This is sort of a follow up to Karen’s article a few days ago highlighting gold and silver as a sector that you’ll want to pay attention to in the coming weeks. Here is a ratio chart of the Gold:USD. If you are unfamiliar with what a ratio chart is here is Stockcharts definition:

“You can divide any security by another and chart the results by entering the first security’s symbol, a colon (:), and then the second security’s symbol. For example, to compare how Intel has been doing relative to the Semiconductor Index, you’d enter “INTC:$SOX” in the “Enter Ticker” box of our SharpChart tool.”

One of the main reasons I’ve turned bullish on this sector is how we’ve finally broken out of the consolidation period we’ve been in since May. The upper boundary of that sideways movement should provide strong support for this breakout and any dips down there should be bought.

Pullbacks to the 10 level on RSI (2) could be a oversold signal as could the Slow Sto 5, 1. Of course I advise using whichever indicators you are most familiar with and I’m just sharing these to get your creative ideas flowing.

I’ve been previously bearish on precious metals and their recent run have convinced me that this rally could have more legs and at least for the short term one should be focusing on the long trade in this sector. Any break below the consolidation would likely lead to the severe sell off I previously felt was going to materialize.

 

Here is a chart of the US Platinum & Precious Metals Index confirming the strength of the chart above. SLW has been the leader and will likely pull back the least. I like the other 3 as well as they have mirrored this index closely and should be strong performers as well.

 

 

One Response to “Ratio Chart Looks Bullish For Gold”
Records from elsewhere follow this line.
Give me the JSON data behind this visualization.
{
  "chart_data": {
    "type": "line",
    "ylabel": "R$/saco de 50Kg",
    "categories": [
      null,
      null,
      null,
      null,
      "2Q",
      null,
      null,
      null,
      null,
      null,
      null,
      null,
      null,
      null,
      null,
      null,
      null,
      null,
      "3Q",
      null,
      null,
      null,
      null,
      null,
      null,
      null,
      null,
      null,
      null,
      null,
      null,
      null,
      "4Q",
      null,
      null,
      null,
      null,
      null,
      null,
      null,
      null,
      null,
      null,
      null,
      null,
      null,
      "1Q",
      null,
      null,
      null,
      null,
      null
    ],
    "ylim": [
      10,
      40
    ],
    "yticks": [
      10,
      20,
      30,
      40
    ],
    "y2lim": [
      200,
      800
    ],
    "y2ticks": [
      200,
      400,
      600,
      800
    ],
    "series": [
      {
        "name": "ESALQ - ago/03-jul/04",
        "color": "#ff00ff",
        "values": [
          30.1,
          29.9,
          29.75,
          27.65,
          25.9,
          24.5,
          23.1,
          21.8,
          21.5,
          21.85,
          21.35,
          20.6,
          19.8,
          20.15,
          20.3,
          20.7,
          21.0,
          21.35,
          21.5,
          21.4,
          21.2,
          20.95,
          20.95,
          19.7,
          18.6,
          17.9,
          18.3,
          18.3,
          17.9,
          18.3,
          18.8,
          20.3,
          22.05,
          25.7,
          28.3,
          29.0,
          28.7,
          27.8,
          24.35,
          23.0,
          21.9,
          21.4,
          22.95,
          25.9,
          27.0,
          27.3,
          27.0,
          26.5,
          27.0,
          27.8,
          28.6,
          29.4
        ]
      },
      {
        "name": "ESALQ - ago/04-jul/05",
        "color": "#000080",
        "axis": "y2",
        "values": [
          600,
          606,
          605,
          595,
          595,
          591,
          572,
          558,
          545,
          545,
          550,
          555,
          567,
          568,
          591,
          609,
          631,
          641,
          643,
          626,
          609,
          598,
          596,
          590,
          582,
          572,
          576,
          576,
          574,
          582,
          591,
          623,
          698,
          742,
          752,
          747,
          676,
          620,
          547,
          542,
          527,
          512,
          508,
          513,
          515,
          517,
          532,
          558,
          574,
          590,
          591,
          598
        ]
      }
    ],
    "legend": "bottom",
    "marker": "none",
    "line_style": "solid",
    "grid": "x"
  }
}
  1. Andrew Cardwell Says:

    We turned positive on gold and silver about mid to late July based on my “RSI Range Rules” turning to up. We also saw my “positive reversal” patterns start to suggest higher prices for both. The gold has been trading sideways for a while and was due to breakout. We viewed the action as corrective and the breakout is the start of a new leg to the upside and the continuation of the long term uptrend. It may be a little overextended here, but pullbacks should be well supported.